Search for "Teams" on the search box and select the "Post a message as the Flow bot to a user". You can also choose to send the message to a Teams Channel or even send an email notification!

Recipient: users you want to alert. This needs to be individual users, it doesn't

accept a group as an entry for this field

Message: Say something stating the Dataflow and Dataset you chose were

successfully refreshed

Header: Optional field, add something like "Dataflow refresh successful"



An idea on how to write a Teams Bot Message:




4) Configuring the "If No" branch to send email notifications to the data owners

If the dataflow refresh is not successful, we want our Flow to automatically send an email notification to the Data Owners, with some basic information about our refresh attempt.


Click on "Add an action"

On the search box write "Email" and select "Send an email notification (V3)"

Define your email notification, filling the "To" (this time it can be a Group), "Subject" and "Body" fields. Be creative here :)


Save and Test your Flow!!



+ GO THE EXTRA MILE +


If you want to completely automate your dataflows refresh, there is another new Power Automate connector called "Refresh a dataflow".


This means that you can, for example, refresh your dataflow only when new data is added to your data source.


Think about it... your complete refresh process would be automated!


The complete process would be:

New data is added to data source Flow is triggered Dataflow is refreshed

Dataflow is successfully refreshed Dataset is refreshed Users are notified



Let's do an example with files in a SharePoint folder.

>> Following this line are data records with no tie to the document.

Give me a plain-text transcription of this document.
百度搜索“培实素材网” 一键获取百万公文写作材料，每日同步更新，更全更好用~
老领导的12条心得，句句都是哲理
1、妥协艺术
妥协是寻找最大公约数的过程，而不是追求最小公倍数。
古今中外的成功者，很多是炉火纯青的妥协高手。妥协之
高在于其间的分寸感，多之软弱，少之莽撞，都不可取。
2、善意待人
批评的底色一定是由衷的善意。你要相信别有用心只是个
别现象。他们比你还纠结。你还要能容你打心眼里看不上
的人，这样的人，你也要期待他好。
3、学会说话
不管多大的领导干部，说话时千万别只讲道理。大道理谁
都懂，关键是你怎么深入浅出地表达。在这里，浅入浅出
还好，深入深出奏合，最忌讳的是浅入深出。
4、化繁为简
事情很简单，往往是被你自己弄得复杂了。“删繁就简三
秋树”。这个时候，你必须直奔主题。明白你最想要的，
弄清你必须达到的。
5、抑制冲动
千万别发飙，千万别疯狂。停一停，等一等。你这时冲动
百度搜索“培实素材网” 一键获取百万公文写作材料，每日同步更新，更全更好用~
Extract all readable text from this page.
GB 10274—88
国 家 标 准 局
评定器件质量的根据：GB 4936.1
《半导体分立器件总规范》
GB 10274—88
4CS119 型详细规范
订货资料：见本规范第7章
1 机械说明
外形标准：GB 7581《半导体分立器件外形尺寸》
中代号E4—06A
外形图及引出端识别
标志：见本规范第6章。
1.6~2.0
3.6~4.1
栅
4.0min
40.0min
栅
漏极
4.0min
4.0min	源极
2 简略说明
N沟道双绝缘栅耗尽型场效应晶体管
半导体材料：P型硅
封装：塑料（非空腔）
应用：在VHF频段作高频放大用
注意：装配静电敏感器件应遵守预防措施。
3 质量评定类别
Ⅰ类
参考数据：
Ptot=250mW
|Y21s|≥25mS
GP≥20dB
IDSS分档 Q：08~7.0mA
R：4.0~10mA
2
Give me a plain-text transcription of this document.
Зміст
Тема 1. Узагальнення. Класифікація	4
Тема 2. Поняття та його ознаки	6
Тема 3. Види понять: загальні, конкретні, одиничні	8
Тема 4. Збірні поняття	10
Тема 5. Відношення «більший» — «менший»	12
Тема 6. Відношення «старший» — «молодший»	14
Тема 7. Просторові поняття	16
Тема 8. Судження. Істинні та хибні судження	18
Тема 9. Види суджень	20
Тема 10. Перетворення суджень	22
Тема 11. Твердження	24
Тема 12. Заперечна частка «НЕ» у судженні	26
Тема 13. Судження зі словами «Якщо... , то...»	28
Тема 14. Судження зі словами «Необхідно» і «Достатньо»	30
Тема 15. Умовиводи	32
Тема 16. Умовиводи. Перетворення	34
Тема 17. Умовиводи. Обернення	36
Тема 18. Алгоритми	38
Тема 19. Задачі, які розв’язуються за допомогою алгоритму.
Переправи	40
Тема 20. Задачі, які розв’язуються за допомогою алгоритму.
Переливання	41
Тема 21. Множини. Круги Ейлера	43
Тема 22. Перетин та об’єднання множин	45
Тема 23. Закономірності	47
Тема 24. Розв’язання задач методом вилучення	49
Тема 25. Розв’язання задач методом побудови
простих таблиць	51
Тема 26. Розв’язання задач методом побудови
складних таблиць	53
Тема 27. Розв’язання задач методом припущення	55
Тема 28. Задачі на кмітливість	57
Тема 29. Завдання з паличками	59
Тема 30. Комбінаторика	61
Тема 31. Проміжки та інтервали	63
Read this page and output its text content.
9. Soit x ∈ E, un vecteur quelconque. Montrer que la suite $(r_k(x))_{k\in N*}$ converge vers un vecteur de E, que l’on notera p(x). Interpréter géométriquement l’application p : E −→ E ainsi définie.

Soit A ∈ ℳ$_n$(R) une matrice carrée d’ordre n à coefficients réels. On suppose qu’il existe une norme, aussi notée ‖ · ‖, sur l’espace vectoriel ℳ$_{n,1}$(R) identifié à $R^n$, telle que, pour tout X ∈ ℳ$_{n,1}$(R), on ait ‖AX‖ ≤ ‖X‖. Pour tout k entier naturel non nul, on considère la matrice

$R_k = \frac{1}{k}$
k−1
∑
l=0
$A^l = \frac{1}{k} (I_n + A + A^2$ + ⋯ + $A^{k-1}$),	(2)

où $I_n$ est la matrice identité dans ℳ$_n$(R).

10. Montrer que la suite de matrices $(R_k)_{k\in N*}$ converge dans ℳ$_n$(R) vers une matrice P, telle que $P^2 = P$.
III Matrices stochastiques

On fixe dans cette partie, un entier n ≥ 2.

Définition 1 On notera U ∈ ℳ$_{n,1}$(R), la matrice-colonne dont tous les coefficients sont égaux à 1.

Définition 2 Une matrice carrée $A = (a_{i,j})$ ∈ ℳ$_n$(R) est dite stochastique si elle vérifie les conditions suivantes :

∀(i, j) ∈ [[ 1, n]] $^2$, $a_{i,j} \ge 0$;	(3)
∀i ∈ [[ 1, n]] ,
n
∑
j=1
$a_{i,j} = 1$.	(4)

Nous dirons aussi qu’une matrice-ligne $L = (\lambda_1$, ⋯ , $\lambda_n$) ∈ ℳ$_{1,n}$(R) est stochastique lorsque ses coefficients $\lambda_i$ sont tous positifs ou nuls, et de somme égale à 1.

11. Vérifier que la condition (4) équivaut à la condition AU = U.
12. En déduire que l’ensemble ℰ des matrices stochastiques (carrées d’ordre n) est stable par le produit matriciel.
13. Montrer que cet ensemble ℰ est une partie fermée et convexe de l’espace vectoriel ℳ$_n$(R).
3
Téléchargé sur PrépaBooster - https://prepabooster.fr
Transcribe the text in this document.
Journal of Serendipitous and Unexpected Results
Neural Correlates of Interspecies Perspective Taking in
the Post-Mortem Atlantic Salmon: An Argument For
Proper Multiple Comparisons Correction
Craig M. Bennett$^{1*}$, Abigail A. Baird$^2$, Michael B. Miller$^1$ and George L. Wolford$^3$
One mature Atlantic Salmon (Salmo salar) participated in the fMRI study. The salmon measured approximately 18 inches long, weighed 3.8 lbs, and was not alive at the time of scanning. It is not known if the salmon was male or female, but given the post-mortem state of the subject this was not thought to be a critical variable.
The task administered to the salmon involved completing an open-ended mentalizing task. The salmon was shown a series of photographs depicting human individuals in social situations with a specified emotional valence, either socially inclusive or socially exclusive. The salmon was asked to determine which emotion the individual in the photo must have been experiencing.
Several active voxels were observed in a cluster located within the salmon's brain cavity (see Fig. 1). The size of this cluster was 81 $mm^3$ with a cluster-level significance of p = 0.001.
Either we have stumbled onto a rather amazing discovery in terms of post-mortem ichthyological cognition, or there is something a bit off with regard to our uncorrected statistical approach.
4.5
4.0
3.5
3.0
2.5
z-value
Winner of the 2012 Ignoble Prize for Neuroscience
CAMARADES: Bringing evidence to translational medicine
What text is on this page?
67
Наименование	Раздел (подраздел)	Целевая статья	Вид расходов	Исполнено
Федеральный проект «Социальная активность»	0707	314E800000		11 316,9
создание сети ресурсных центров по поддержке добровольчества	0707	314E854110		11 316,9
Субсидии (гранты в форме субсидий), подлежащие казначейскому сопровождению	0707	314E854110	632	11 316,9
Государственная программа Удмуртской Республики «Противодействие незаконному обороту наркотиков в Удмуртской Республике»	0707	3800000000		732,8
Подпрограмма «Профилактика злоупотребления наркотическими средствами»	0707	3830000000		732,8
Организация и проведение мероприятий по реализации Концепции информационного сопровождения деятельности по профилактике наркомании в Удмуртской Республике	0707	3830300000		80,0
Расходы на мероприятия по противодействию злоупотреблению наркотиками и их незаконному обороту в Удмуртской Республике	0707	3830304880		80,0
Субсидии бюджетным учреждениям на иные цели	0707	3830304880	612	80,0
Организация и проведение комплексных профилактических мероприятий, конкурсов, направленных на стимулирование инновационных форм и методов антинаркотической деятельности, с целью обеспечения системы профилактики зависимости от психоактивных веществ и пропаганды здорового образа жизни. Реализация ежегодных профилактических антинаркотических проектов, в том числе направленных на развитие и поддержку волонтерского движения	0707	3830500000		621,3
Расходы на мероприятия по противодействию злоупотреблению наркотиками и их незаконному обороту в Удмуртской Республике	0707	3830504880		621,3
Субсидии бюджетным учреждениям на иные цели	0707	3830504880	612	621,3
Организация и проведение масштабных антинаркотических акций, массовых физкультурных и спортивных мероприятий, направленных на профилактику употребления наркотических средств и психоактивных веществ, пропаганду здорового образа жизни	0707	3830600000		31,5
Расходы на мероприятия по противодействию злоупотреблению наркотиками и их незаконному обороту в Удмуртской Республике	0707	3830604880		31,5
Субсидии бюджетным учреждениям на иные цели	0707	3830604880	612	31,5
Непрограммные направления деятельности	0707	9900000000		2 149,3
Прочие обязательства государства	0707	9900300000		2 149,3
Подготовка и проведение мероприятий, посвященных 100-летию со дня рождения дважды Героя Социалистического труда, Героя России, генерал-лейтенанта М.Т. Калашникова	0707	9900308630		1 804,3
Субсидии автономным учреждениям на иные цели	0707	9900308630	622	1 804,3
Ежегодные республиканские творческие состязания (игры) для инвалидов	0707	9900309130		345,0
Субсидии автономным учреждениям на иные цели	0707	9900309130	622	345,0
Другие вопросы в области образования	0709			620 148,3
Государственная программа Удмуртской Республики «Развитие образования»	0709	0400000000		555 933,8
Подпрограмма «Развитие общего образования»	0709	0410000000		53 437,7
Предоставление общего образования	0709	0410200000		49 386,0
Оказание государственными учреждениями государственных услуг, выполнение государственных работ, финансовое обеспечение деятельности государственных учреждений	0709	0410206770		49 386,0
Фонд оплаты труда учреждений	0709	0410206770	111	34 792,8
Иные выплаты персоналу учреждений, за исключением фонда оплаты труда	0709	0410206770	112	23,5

What we want is: whenever a new file is added or modified on a SharePoint folder, refresh the associated dataflow.


Once the dataflow refresh is successful, the first Flow we built (Dataset refresh flow) will be triggered. The dataset will be refreshed and the users notified once the entire process is finished.


Click on "Create"

Choose the "Automated Cloud Flow"

Give a name to your flow and under "Choose your flow's trigger" search for the word Sharepoint List

Choose the "When a file is created or modified in a folder" trigger

Choose the SharePoint site and folder you're using as the data source to your dataflow

Click on "+New step"

In the search box write "dataflow"

Choose the "Refresh a dataflow (Preview) option"


Save and Test your Flow!!


Wondering why we didn't add a Condition step in this flow to check if the refresh was successful?

We already have that condition in the "Dataset refresh" flow, as it verifies if the dataflow refresh was successful before refreshing the dataset.




Notes


1) The Power BI Dataflows connectors in Power Automate are Premium Connectors.

You will need a license to use these connectors once they become GA.


2) You can't have more than one trigger in each Flow

This is the reason you should create two separate Flows if you want to fully automate your refresh process: one Flow to detect changes in the data source and refresh the dataflow, and another one to refresh the dataset once the dataflow refresh is finished.


3) Refresh frequency limitations

Existing limits on refreshes apply when running the refresh dataset action in Power Automate. For datasets in shared capacity used by Power BI Pro, your refresh action is limited to 8 refreshes per day. In Premium capacity, there is not limitation on the number of refreshes per day, although you are limited by the available resources in your capacity.